Uzbekistan was one of the 14 countries that, as recently as Monday, State Department officials were calling "key partners" in this. But the final list included only 13 signatories. And the State Department statements do not mention Uzbekistan at all. (All of the other post-Soviet Central Asian states signed on.)
The U.S. has been promoting its "New Silk Road" strategy lately, billing it as a means to bring prosperity, and thus stability, to Central Asia once the U.S. starts to withdraw from Afghanistan in 2014. (EurasiaNet has a story on it today.) But there are also some intriguing geopolitical aspects to the strategy which lurk under the surface of what is presented as a win-win sort of global commerce.
The "New Silk Road," I think, has a common intellectual pedigree with other programs from the mid-oughts to unite South and Central Asia, like the effort to tie together the electrical grids of Tajikistan, Kyrgyzstan, Afghanistan and Pakistan, and to place the Central Asian countries in a new State Department bureau, taking them away from Europe and connecting them with South Asia. What these all have in common is that they attempt to weaken the economic (and as a result, political) monopoly that Russia, by dint of the centralized Soviet infrastructure, has on these countries.

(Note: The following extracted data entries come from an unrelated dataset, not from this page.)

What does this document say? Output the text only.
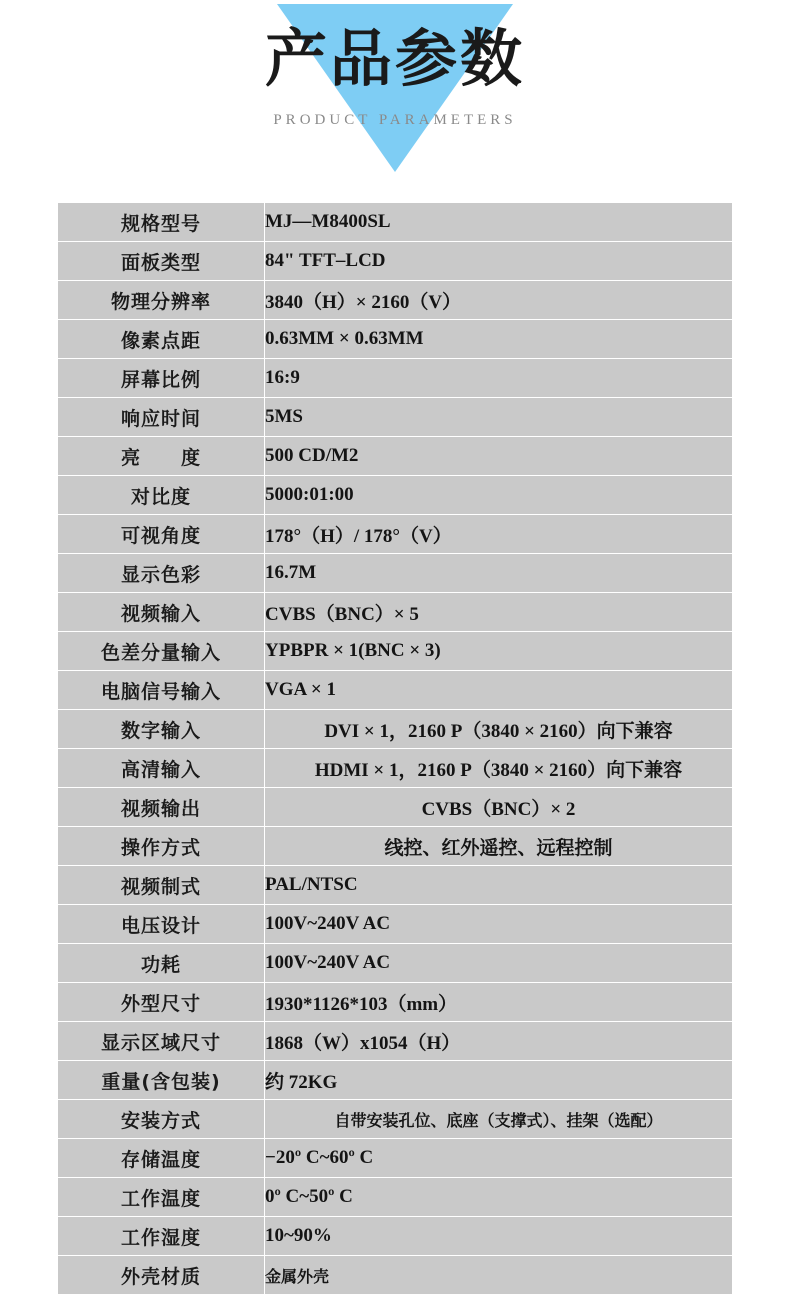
产品参数
PRODUCT PARAMETERS
规格型号	MJ—M8400SL
面板类型	84" TFT–LCD
物理分辨率	3840（H）× 2160（V）
像素点距	0.63MM × 0.63MM
屏幕比例	16:9
响应时间	5MS
亮　　度	500 CD/M2
对比度	5000:01:00
可视角度	178°（H）/ 178°（V）
显示色彩	16.7M
视频输入	CVBS（BNC）× 5
色差分量输入	YPBPR × 1(BNC × 3)
电脑信号输入	VGA × 1
数字输入	DVI × 1，2160 P（3840 × 2160）向下兼容
高清输入	HDMI × 1，2160 P（3840 × 2160）向下兼容
视频输出	CVBS（BNC）× 2
操作方式	线控、红外遥控、远程控制
视频制式	PAL/NTSC
电压设计	100V~240V AC
功耗	100V~240V AC
外型尺寸	1930*1126*103（mm）
显示区域尺寸	1868（W）x1054（H）
重量(含包装)	约 72KG
安装方式	自带安装孔位、底座（支撑式）、挂架（选配）
存储温度	−20º C~60º C
工作温度	0º C~50º C
工作湿度	10~90%
外壳材质	金属外壳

As Marlene Laruelle writes in a new book, "Mapping Central Asia," which includes a great chapter on the revived metaphor of the New Silk Road (on which more later): "The underlying geo-economic rationales of these Roads is to exclude Moscow from new geopolitical configurations." (Laruelle, incidentally, is a fellow at the Central Asia-Caucasus Institute, chaired by Fred Starr, Washington's biggest booster of the New Silk Road.)